In New Jersey, the state that ushered in this new regime in the first place, revenue from sports betting is down by more than 8 percent in 2021. Even so, more than $860 million was wagered on sports via the Internet last year, with another $63 million in bets placed at retail sportsbooks. New Jersey took in roughly $100 million in tax revenue from the practice in 2021 alone. Illinois generated almost as much in tax revenue from legal sportsbooks since it was legalized in early 2020, while New York earned $267 million. It’s a perverse arrangement that creates incentives for the state to accept—even tacitly encourage—this crippling addiction.

Given the abject shallowness of our present political discourse, we have little reason to expect that this new set of distorted incentives will reignite a dormant debate over the importance of tempering the virtues of liberty with the forbearance and prudence that accompanies responsibility. But it should.

The Supreme Court was amply justified when it struck down a congressional effort to intervene in the state-level legislative process while pretending it had done nothing of the sort. The states and the enterprises therein are free to maximize the advantages provided by this new legal environment, and individuals can partake in these services if they so choose. But while it is outside the purview of government to prohibit access to gambling, should the state—and you, by extension—benefit from its promotion? And what are our individual and collective responsibilities to those whose injury sustains us?

Sports betting is only one of our recent national experiments in licensing addictive behaviors. New York City’s taxpayer-funded experiment with “safe sites,” where heroin users can slowly kill themselves with properly sterilize instruments and under proper medical supervision, is another. As an alternative to the failed war on drugs, making New Yorkers into passive collaborationists with a regime that encourages (indeed, extols the empowering virtues of) shooting up while observing best practices isn’t working.

At least New York’s judgement-free opiate-abuse zones are ostensibly designed to reduce the risks to the user. They are not, however, designed to minimize the risk to the societies in which they are situated, as California soundly affirmed with its governor’s decision to veto the establishment of such sites in the state. Gambling addiction, by contrast, doesn’t leave in its wake an army of highly visible and menacing zombies. Its consequences are hidden from view, and so we absorb the costs of this new licentiousness without fully apprehending the damage it is doing. But we are supporting it, and we are benefiting from it. What responsibility do we, therefore, share in our obligation to the afflicted?

We all have individual responsibilities.
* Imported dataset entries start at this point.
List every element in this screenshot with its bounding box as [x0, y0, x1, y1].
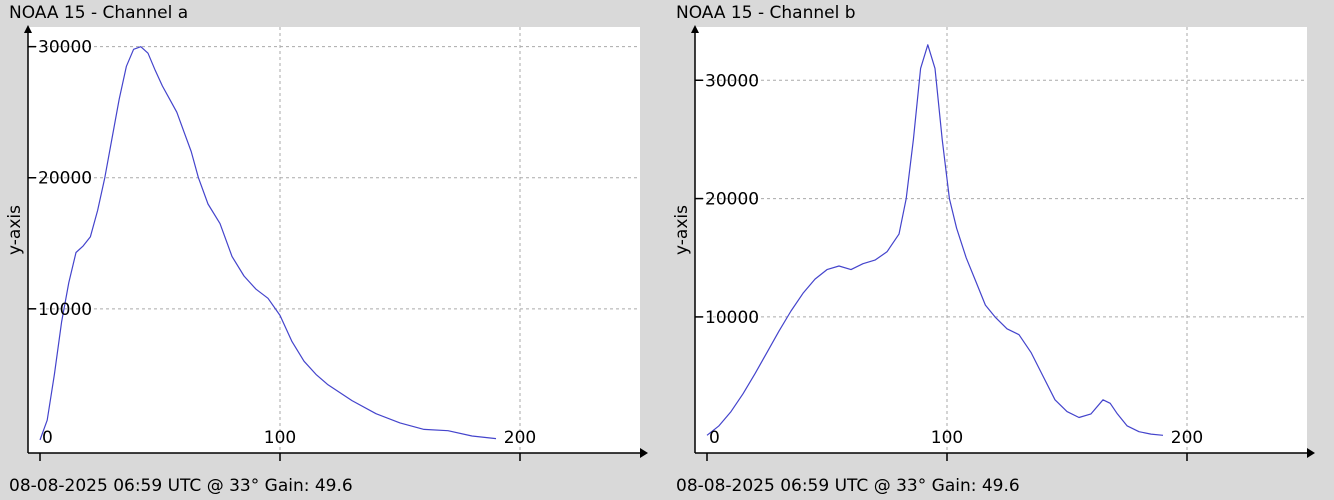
- plot-area: [695, 27, 1307, 453]
- x-tick-label: 200: [504, 428, 536, 448]
- series-line: [39, 46, 497, 441]
- chart-footer: 08-08-2025 06:59 UTC @ 33° Gain: 49.6: [676, 476, 1020, 496]
- channel-a-panel: NOAA 15 - Channel a 0 100 200 10000 20000 300…: [5, 3, 648, 496]
- x-tick-label: 200: [1171, 428, 1203, 448]
- y-axis-label: y-axis: [5, 205, 25, 255]
- series-line: [706, 44, 1164, 436]
- channel-b-chart: 0 100 200 10000 20000 30000 y-axis: [672, 25, 1315, 461]
- chart-footer: 08-08-2025 06:59 UTC @ 33° Gain: 49.6: [9, 476, 353, 496]
- x-tick-label: 0: [709, 428, 720, 448]
- x-axis-arrow: [640, 448, 648, 458]
- y-tick-label: 20000: [38, 169, 92, 189]
- y-tick-label: 10000: [705, 308, 759, 328]
- chart-title: NOAA 15 - Channel b: [676, 3, 856, 23]
- channel-b-panel: NOAA 15 - Channel b 0 100 200 10000 20000 300…: [667, 0, 1334, 500]
- x-axis-arrow: [1307, 448, 1315, 458]
- chart-title: NOAA 15 - Channel a: [9, 3, 189, 23]
- y-tick-label: 10000: [38, 300, 92, 320]
- x-tick-label: 100: [931, 428, 963, 448]
- y-tick-label: 20000: [705, 190, 759, 210]
- y-tick-label: 30000: [705, 71, 759, 91]
- x-tick-label: 0: [42, 428, 53, 448]
- channel-a-chart: 0 100 200 10000 20000 30000 y-axis: [5, 25, 648, 461]
- y-axis-arrow: [691, 25, 699, 33]
- y-axis-arrow: [24, 25, 32, 33]
- plot-area: [28, 27, 640, 453]
- x-tick-label: 100: [264, 428, 296, 448]
- y-axis-label: y-axis: [672, 205, 692, 255]
- y-tick-label: 30000: [38, 38, 92, 58]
We either observe them or endure the consequences of their neglect. But a radical libertarian vision of social organization is blind to the fact that we are sometimes drafted into participating in a moral hazard. A radical libertarian vision of society also maintains that society must also preserve a robust “right of exit,” but where is the offramp for those who object to their compulsory participation in this morally compromised scheme? If you find one, let me know where I can get off.